Die Ergebnisse der Vorwahl in Kentucky scheinen Krugman Recht zu geben. Hillary Clinton gewann in dem Staat mit vielen weissen Unterschichts-Wählern haushoch. In Nachwahl-Befragungen gaben 20 Prozent der Wähler offen zu, dass die Hautfarbe der Kandidaten bei ihrer Entscheidung eine Rolle spielte. Ein ähnliches Bild zeigte sich zuvor in Pennsylvania, Indiana und West Virginia. Die «Washington Post» berichtete letzte Woche, dass Obama-Wahlhelfer in diesen Staaten häufig mit Rassismus konfrontiert werden.
Überraschend ist dieser Befund nicht. In ländlichen, mehrheitlich weissen Gebieten ist Krugmans «dunkle Seite» besonders lebendig. Für Beobachter stellt sich die Frage, ob Barack Obama unter diesen Umständen Präsident werden kann. «Obama muss entweder einen Weg finden, diese Wähler von sich zu überzeugen, oder er muss im November die Landkarte neu zeichnen, indem er in Staaten wie Colorado, North Carolina oder Virginia gewinnt, die selten demokratische Kandidaten wählen», so die Analyse von CNN.

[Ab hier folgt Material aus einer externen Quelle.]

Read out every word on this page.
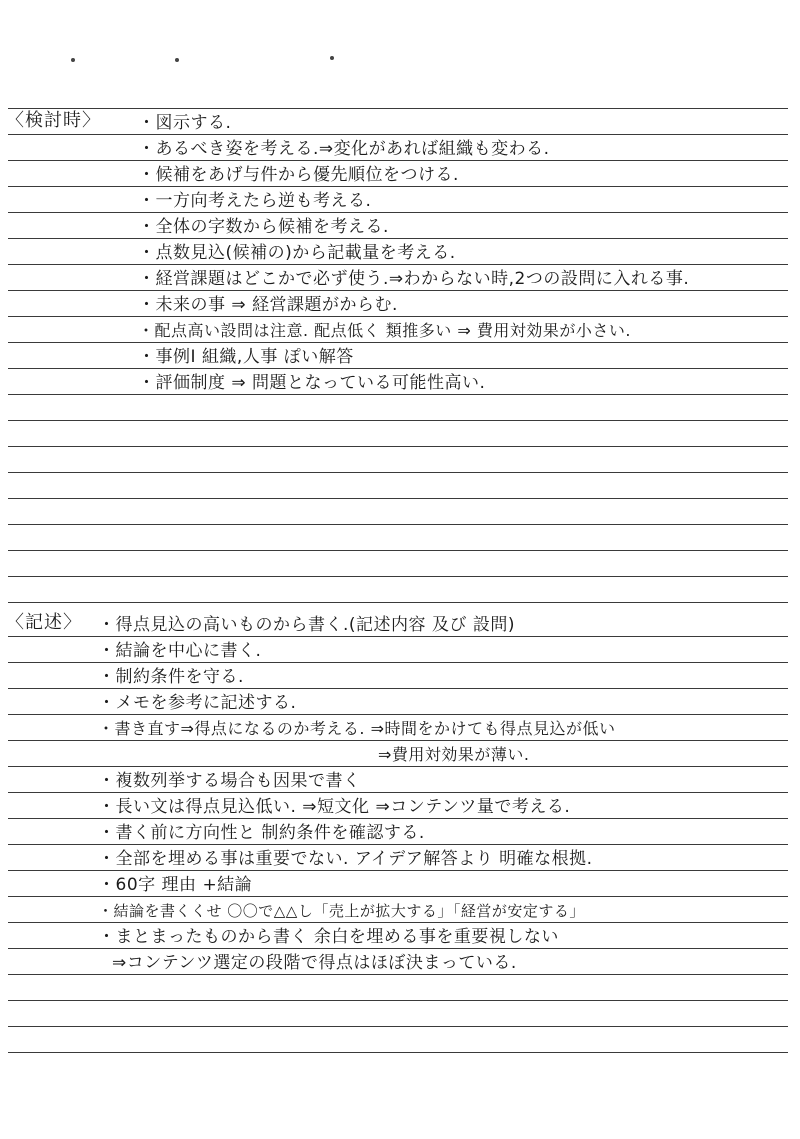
〈検討時〉 ・図示する.
・あるべき姿を考える.⇒変化があれば組織も変わる.
・候補をあげ与件から優先順位をつける.
・一方向考えたら逆も考える.
・全体の字数から候補を考える.
・点数見込(候補の)から記載量を考える.
・経営課題はどこかで必ず使う.⇒わからない時,2つの設問に入れる事.
・未来の事 ⇒ 経営課題がからむ.
・配点高い設問は注意. 配点低く 類推多い ⇒ 費用対効果が小さい.
・事例Ⅰ 組織,人事 ぽい解答
・評価制度 ⇒ 問題となっている可能性高い.
〈記述〉 ・得点見込の高いものから書く.(記述内容 及び 設問)
・結論を中心に書く.
・制約条件を守る.
・メモを参考に記述する.
・書き直す⇒得点になるのか考える. ⇒時間をかけても得点見込が低い
⇒費用対効果が薄い.
・複数列挙する場合も因果で書く
・長い文は得点見込低い. ⇒短文化 ⇒コンテンツ量で考える.
・書く前に方向性と 制約条件を確認する.
・全部を埋める事は重要でない. アイデア解答より 明確な根拠.
・60字 理由 +結論
・結論を書くくせ 〇〇で△△し「売上が拡大する」「経営が安定する」
・まとまったものから書く 余白を埋める事を重要視しない
⇒コンテンツ選定の段階で得点はほぼ決まっている.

Schwarze im Süden mobilisiert
Letzteres scheint nicht unmöglich. Colorado hat eine ähnliche Wählerschaft wie der Staat Orgeon, in dem Obama am Dienstag deutlich gewann und auch bei weissen Wählern mit niedriger Schulbildung gut abschnitt. Und in North Carolina und Virginia könnte sich ausgerechnet seine Hautfarbe als Pluspunkt erweisen. Denn im Süden hat der Senator aus Illinois die schwarzen Wähler in Rekordzahl mobilisiert. In den meisten Staaten hat sich ihre Zahl gegenüber 2004 verdoppelt. David A. Bositis, ein Experte für afroamerikanische Politik, bezeichnete dies gegenüber der «New York Times» als «absolut erstaunlich».
Barack Obama scheint zu gelingen, was der Bürgerrechtler Jesse Jackson bei seiner Kandidatur in den Achtzigerjahren vergeblich versucht hatte: die Schwarzen in den ehemaligen Sklavereistaaten in die Wahllokale zu locken. Einige Analysten vermuten gemäss «New York Times», dass North Carolina und Virginia tatsächlich «in Reichweite des demokratischen Kandidaten» liegen. Im tiefen Süden, in Staaten wie Alabama oder Mississippi, dürfte es Obama jedoch weiterhin schwer haben, glaubt David A. Bositis. Zu gross sind dort die Widerstände der weissen Wähler.
Werben um Latinos in Florida
In Obamas Wahlkampfteam ist man sich der Herausforderung bewusst. Mit Blick auf den November soll die ganze Maschinerie neu aufgebaut werden, berichtet die «Los Angeles Times». Begonnen damit wird in Florida, jenem Staat, der bei der Wahl 2000 zwischen George W. Bush und Al Gore zur Hauptkampfzone wurde. Obama ignorierte den Staat bislang weitgehend, nachdem die demokratische Partei die dortige Vorwahl für ungültig erklärt hatte. Nun wird er gleich die nächsten drei Tage dort verbringen.
In den letzten Tagen haben seine Mitarbeiter gemäss «Los Angeles Times» eine gross angelegte Kampagne für die Registrierung junger und schwarzer Wähler gestartet. Der Kandidat selber wolle in erster Linie um Latinos werben, bei denen er bislang einen schweren Stand hatte. Am Mittwoch werde er sich an die Puertoricaner wenden und am Freitag an die Exilkubaner, die in der Vergangenheit stramm rechts wählten. Jüngere Vertreter allerdings zeigen sich offener, sie verlangen etwa eine Lockerung der strikten Reisebeschränkungen auf die kommunistische Insel. Hier werde Obama ansetzen, «im Kontrast zu John McCains Hardliner-Haltung», schreibt die «Los Angeles Times».
Wirtschaft als Vorteil
Ein weiterer Punkt in Obamas Strategie ist die Einbindung seiner Rivalin Hillary Clinton. Sie zeigte sich am Dienstag gewillt, sich für die Einheit der Partei einzusetzen, «damit im Herbst ein demokratischer Präsident gewählt wird». Und schliesslich dürfte ihm ein weiterer Faktor in die Hände spielen: die miese Wirtschaftslage. Paul Krugman bezeichnet sie im «Tages-Anzeiger»-Interview als «enormen Vorteil für die demokratische Partei». Selbst der Obama-Skeptiker vermutet deshalb, dass dessen Herkunft für die Republikaner nicht genügt: «Sie verlieren trotzdem.»